Both in the abstract and in the experiments, the authors mention that the method in this study produces significantly better calibration results for vehicle-mounted, handheld, backpack, and other LiDAR acquisition methods compared to traditional methods. The algorithms have high accuracy, robustness and efficiency compared to existing algorithms. However, both the method and the experimental discussion seem to me to be based on improvements rather than completely new. And, is based on a comparison of algorithms that exist in existing databases. If it is only a test comparison, this is not wrong, but using this to suggest that this method is more applicable to multiple Lidar is not accurate and not strongly convincing.

I think it is interesting that "In our future work" is a real innovation that I would like to see. Only a multifactorial and multifaceted experimental analysis of complex systems can lead to a new SLAM algorithm that is different from the original database algorithm or other algorithms. Therefore I suggest to add to the original manuscript. Of course, this is not a requirement, but rather a reflection of where the real innovation of the manuscript lies.

Author Response

Please see the attachment.

Author Response File: Author Response.pdf

Reviewer 2 Report

This paper presented a novel algorithm for sensor calibration. It is pretty important in the robotic area. Overall, the structure of this paper is well organized, and the presentation is relatively clear. The idea is interesting and has potential. However, there are still a few problems that need to be carefully addressed before a possible publication. More specifically,

Q-1 In the introduction, the importance of sensor calibration should be highlighted. For example, in the area of autonomous driving, it could improve the state estimation including position, velocity, and attitude. Thus, it would enhance the performance of vehicle safety control. Some related references to the drivetrain control applications should be discussed in the introduction: a hierarchical energy efficiency optimization control strategy for distributed drive electric vehicles; dynamic drifting control for general path tracking of autonomous vehicles; automated vehicle sideslip angle estimation considering signal measurement characteristic.

Q-2 For the calibration of the sensor, time synchronization and sampling frequency would also have an effect on the results. For example, we always assume that IMU has the ability of high frequency and no delay. On the contrary, GNSS, LiDAR, and camera would be the low frequency with signal delay. Some related work should be added in the introduction: vision‐aided intelligent vehicle sideslip angle estimation based on a dynamic model; IMU-based automated vehicle body sideslip angle and attitude estimation aided by GNSS using parallel adaptive Kalman filters.

Q-3: In Figure 7, please draw with different line types.

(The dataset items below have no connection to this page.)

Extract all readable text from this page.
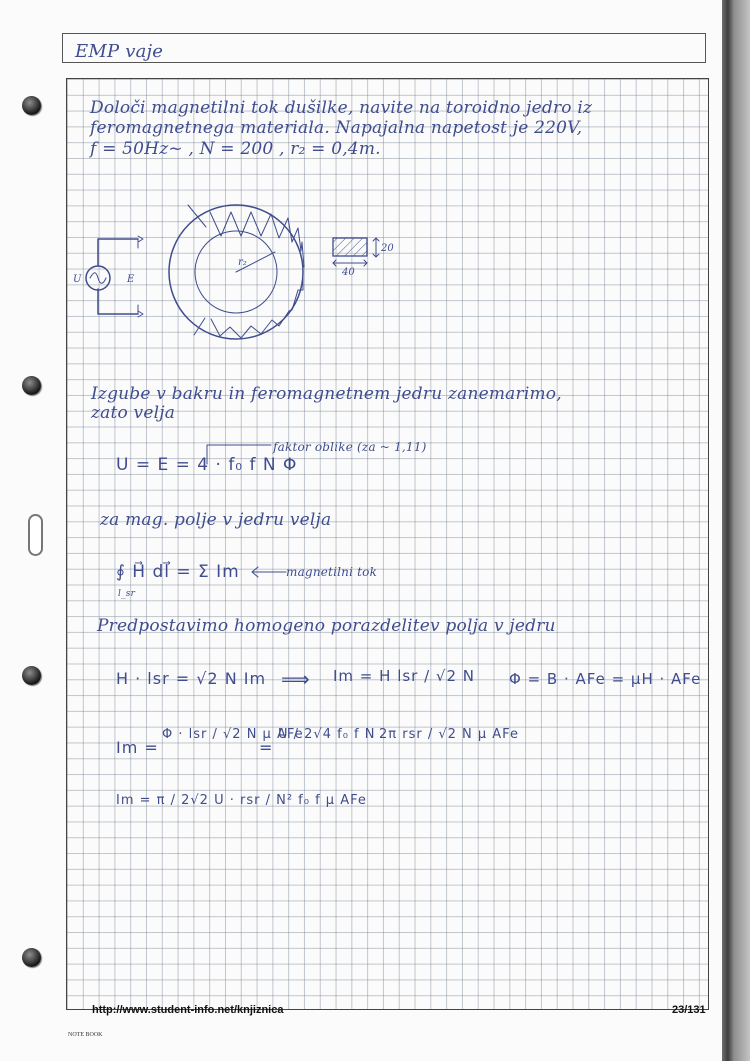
EMP vaje
Določi magnetilni tok dušilke, navite na toroidno jedro iz
feromagnetnega materiala. Napajalna napetost je 220V,
f = 50Hz~ , N = 200 , r₂ = 0,4m.
U	E
r₂
20
40
Izgube v bakru in feromagnetnem jedru zanemarimo,
zato velja
faktor oblike (za ~ 1,11)
U = E = 4 · f₀ f N Φ
za mag. polje v jedru velja
∮ H⃗ dl⃗ = Σ Im
l_sr
magnetilni tok
Predpostavimo homogeno porazdelitev polja v jedru
H · lsr = √2 N Im ⟹ Im = H lsr / √2 N Φ = B · AFe = μH · AFe
Im =
Φ · lsr / √2 N μ AFe
=
U / 2√4 f₀ f N 2π rsr / √2 N μ AFe
Im = π / 2√2 U · rsr / N² f₀ f μ AFe
http://www.student-info.net/knjiznica	23/131
NOTE BOOK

Q-4: Optimize Figure 2 to align with the page width.

Author Response

Please see the attachment.

Author Response File: Author Response.pdf

Round 2

Reviewer 1 Report

The authors have read my review carefully and have made the appropriate changes in their response as well as in the revised draft. The revised work has met with my approval and I am therefore pleased to recommend this manuscript for acceptance in its current form.